Black and white warbler
Yellow-throated warbler
Yellow-rumped warbler
Palm warbler
Tufted titmouse
Carolina chickadee

There was a warbler? in the tree that had chestnut-red hues on its sides. I haven't identified it as yet. Perhaps a bay-breasted warbler that hasn't completed its migration to Central/South America. Must. Return. With binoculars.

Local birdlife never ceases to delight and amaze me. Most folks have
no clue about the startling diversity of birds that live or pass through their locale during the course of a year. Here in north central Florida, folks might recognize common local neighborhood birds like cardinal, bluejay, titmouse, "vulture", "hawk", "owl", "heron" or turkey. But they are almost to a person ignorant of the dozens and dozens of bird species that frequent their community on a seasonal basis, and wouldn't know or care to distinguish a house finch from a chipping sparrow, or wouldn't think to distinguish a pine siskin from a goldfinch.

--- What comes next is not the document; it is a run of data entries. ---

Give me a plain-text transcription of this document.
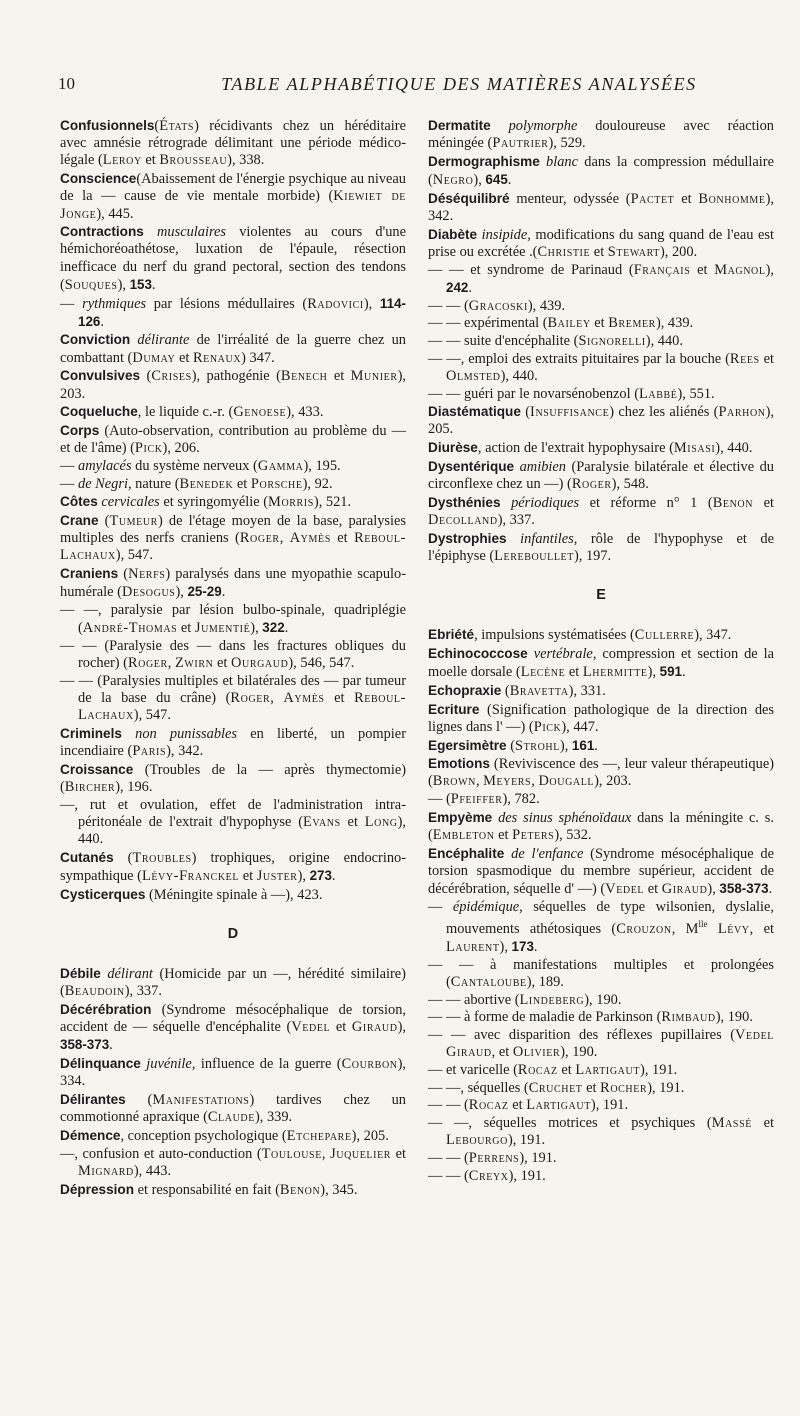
10	TABLE ALPHABÉTIQUE DES MATIÈRES ANALYSÉES

Confusionnels(États) récidivants chez un héréditaire avec amnésie rétrograde délimitant une période médico-légale (Leroy et Brousseau), 338.

Conscience(Abaissement de l'énergie psychique au niveau de la — cause de vie mentale morbide) (Kiewiet de Jonge), 445.

Contractions musculaires violentes au cours d'une hémichoréoathétose, luxation de l'épaule, résection inefficace du nerf du grand pectoral, section des tendons (Souques), 153.

— rythmiques par lésions médullaires (Radovici), 114-126.

Conviction délirante de l'irréalité de la guerre chez un combattant (Dumay et Renaux) 347.

Convulsives (Crises), pathogénie (Benech et Munier), 203.

Coqueluche, le liquide c.-r. (Genoese), 433.

Corps (Auto-observation, contribution au problème du — et de l'âme) (Pick), 206.

— amylacés du système nerveux (Gamma), 195.

— de Negri, nature (Benedek et Porsche), 92.

Côtes cervicales et syringomyélie (Morris), 521.

Crane (Tumeur) de l'étage moyen de la base, paralysies multiples des nerfs craniens (Roger, Aymès et Reboul-Lachaux), 547.

Craniens (Nerfs) paralysés dans une myopathie scapulo-humérale (Desogus), 25-29.

— —, paralysie par lésion bulbo-spinale, quadriplégie (André-Thomas et Jumentié), 322.

— — (Paralysie des — dans les fractures obliques du rocher) (Roger, Zwirn et Ourgaud), 546, 547.

— — (Paralysies multiples et bilatérales des — par tumeur de la base du crâne) (Roger, Aymès et Reboul-Lachaux), 547.

Criminels non punissables en liberté, un pompier incendiaire (Paris), 342.

Croissance (Troubles de la — après thymectomie) (Bircher), 196.

—, rut et ovulation, effet de l'administration intra-péritonéale de l'extrait d'hypophyse (Evans et Long), 440.

Cutanés (Troubles) trophiques, origine endocrino-sympathique (Lévy-Franckel et Juster), 273.

Cysticerques (Méningite spinale à —), 423.

D

Débile délirant (Homicide par un —, hérédité similaire) (Beaudoin), 337.

Décérébration (Syndrome mésocéphalique de torsion, accident de — séquelle d'encéphalite (Vedel et Giraud), 358-373.

Délinquance juvénile, influence de la guerre (Courbon), 334.

Délirantes (Manifestations) tardives chez un commotionné apraxique (Claude), 339.

Démence, conception psychologique (Etchepare), 205.

—, confusion et auto-conduction (Toulouse, Juquelier et Mignard), 443.

Dépression et responsabilité en fait (Benon), 345.

Dermatite polymorphe douloureuse avec réaction méningée (Pautrier), 529.

Dermographisme blanc dans la compression médullaire (Negro), 645.

Déséquilibré menteur, odyssée (Pactet et Bonhomme), 342.

Diabète insipide, modifications du sang quand de l'eau est prise ou excrétée .(Christie et Stewart), 200.

— — et syndrome de Parinaud (Français et Magnol), 242.

— — (Gracoski), 439.

— — expérimental (Bailey et Bremer), 439.

— — suite d'encéphalite (Signorelli), 440.

— —, emploi des extraits pituitaires par la bouche (Rees et Olmsted), 440.

— — guéri par le novarsénobenzol (Labbé), 551.

Diastématique (Insuffisance) chez les aliénés (Parhon), 205.

Diurèse, action de l'extrait hypophysaire (Misasi), 440.

Dysentérique amibien (Paralysie bilatérale et élective du circonflexe chez un —) (Roger), 548.

Dysthénies périodiques et réforme n° 1 (Benon et Decolland), 337.

Dystrophies infantiles, rôle de l'hypophyse et de l'épiphyse (Lereboullet), 197.

E

Ebriété, impulsions systématisées (Cullerre), 347.

Echinococcose vertébrale, compression et section de la moelle dorsale (Lecène et Lhermitte), 591.

Echopraxie (Bravetta), 331.

Ecriture (Signification pathologique de la direction des lignes dans l' —) (Pick), 447.

Egersimètre (Strohl), 161.

Emotions (Reviviscence des —, leur valeur thérapeutique) (Brown, Meyers, Dougall), 203.

— (Pfeiffer), 782.

Empyème des sinus sphénoïdaux dans la méningite c. s. (Embleton et Peters), 532.

Encéphalite de l'enfance (Syndrome mésocéphalique de torsion spasmodique du membre supérieur, accident de décérébration, séquelle d' —) (Vedel et Giraud), 358-373.

— épidémique, séquelles de type wilsonien, dyslalie, mouvements athétosiques (Crouzon, $M^{lle}$ Lévy, et Laurent), 173.

— — à manifestations multiples et prolongées (Cantaloube), 189.

— — abortive (Lindeberg), 190.

— — à forme de maladie de Parkinson (Rimbaud), 190.

— — avec disparition des réflexes pupillaires (Vedel Giraud, et Olivier), 190.

— et varicelle (Rocaz et Lartigaut), 191.

— —, séquelles (Cruchet et Rocher), 191.

— — (Rocaz et Lartigaut), 191.

— —, séquelles motrices et psychiques (Massé et Lebourgo), 191.

— — (Perrens), 191.

— — (Creyx), 191.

These knowing folks stand up in public meetings and will swear that birds are not affected by development and sprawl, and that since moving to their home "x" years ago, bird diversity has remained *constant*. The truth is that it's only those few common birds that they can identify that have adapted to urban conditions, that seem constant. I know, because before I started observing and identifying birds, I, like the good folks I've described, thought only 5-10 different birds lived in my little part of the world. But what about the dozens and dozens of seasonal visitors who linger for a short time taking brief advantage of local resources on their yearly migrations hither and yon?

I suggest that the birders in your area have a better understanding of local ecology than most folks in your local government that make important decisions regarding where and how development occurs in your area. Contact local officials and bid them include birders of the local Audubon chapter in local city and county comprehensive plan discussions. Serious birders take the long view. Their knowledge of local bird population demographics, seasonal bird migrations through your area, and the habitat requirements of the individual species may be among the best ecological advice available to those who plan for the long-term future of your community. Birds are citizens of hemispheres and continents, and so planning for their survival requires more than the typical blinkered thinking we apply to our neighborhood associations, cities, and counties. The well-being of bird species and populations, however long or short their stay in our particular areas, requires knowledge, coordination on a large scale, and passionate representation.

On the walk home I spotted this year's first (for me) flock of cedar waxwings streaking overhead, announced by their shrill weak whistles.